Der Grund an diesem Samstag – und an den folgenden zwei Wochenenden: Die zeitweilige Vollsperrung der Rheintalbahn in der südlichen Ortenau ist notwendig wegen Gleisbauarbeiten zwischen Offenburg und dem 30 Kilometer entfernten Orschweier, einer kleinen Ortschaft südlich von Kippenheim. Die Bauarbeiten sind seit Monaten kommuniziert – für die Fahrgäste in Richtung Freiburg bedeutet der Umstieg auf den Bus zirka 40 bis 50 Minuten mehr an Zeitaufwand.

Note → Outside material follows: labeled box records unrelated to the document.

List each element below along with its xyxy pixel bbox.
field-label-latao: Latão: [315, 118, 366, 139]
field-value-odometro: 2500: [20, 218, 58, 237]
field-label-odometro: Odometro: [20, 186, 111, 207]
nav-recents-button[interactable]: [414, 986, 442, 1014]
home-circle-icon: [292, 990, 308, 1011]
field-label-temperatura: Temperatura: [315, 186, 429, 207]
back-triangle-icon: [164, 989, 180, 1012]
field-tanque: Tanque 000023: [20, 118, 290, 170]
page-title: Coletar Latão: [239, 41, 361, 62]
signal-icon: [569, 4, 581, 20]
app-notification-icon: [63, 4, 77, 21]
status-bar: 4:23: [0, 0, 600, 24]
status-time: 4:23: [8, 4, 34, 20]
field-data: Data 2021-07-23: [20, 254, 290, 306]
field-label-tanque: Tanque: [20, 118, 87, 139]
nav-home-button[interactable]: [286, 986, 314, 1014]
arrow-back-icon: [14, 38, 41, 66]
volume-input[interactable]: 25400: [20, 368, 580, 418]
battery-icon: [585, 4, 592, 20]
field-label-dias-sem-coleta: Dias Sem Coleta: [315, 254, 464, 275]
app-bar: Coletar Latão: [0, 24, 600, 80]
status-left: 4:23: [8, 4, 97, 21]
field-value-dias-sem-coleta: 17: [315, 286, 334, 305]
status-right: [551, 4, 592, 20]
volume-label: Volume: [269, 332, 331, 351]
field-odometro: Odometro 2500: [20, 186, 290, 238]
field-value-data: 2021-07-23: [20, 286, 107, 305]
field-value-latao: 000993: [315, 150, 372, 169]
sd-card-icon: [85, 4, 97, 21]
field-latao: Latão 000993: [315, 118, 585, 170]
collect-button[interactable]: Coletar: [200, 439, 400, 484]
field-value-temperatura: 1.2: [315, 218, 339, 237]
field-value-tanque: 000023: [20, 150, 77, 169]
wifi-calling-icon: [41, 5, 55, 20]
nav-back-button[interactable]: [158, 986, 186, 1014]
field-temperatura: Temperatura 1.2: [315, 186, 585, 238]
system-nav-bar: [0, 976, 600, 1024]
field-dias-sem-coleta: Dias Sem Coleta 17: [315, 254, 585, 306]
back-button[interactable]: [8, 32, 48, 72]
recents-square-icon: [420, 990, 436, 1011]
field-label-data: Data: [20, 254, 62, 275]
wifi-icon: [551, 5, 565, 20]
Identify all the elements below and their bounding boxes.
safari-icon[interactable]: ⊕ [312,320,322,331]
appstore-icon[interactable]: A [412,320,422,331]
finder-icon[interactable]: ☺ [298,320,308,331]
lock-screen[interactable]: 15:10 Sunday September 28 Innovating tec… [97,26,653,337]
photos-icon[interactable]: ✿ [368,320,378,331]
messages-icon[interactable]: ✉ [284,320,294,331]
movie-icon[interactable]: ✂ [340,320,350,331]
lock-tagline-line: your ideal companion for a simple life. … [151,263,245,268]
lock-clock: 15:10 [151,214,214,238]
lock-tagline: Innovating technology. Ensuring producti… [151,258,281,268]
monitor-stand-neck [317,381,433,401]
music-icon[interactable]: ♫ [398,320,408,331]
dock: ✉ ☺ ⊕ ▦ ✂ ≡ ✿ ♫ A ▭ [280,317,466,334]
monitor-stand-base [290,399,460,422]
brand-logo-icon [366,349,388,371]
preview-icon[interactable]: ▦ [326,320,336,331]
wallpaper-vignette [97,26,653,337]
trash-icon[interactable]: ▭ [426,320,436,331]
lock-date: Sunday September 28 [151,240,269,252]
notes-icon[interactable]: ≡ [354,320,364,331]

Wenige Meter nördlich vom besagten Gleis 2 und dem Bahnhofsbau in Offenburg fährt ein paar Minuten später ein Cargo-Zugverband des Schweizer Güterverkehrs-Dienstleisters „SBB-International“ ein: an Bord Lokführer Michael Schneider – er kommt aus Richtung Mannheim angefahren. Der Cargo-Zug hat eine Länge von 570 Metern, zählt 18 Waggons: Plastik- und Küchenteile, Wein – aber auch Gefahrgüter der Klassen acht (ätzende Stoffe) und 6.1 (giftige Stoffe) sind an Bord, erläutert Lokführer Lukas Wunderlich, der den Transport übernehmen soll. Der Zug-Verband wiegt etwa 1.480 Tonnen, Endziel der Alpenquerung wird die Stadt Novara, im Piemont, in Oberitalien, sein. Doch auch für den besagten Zug mit der Nummer 43413 ist in Offenburg erst mal Schluss, er muss „Umleitung“ fahren.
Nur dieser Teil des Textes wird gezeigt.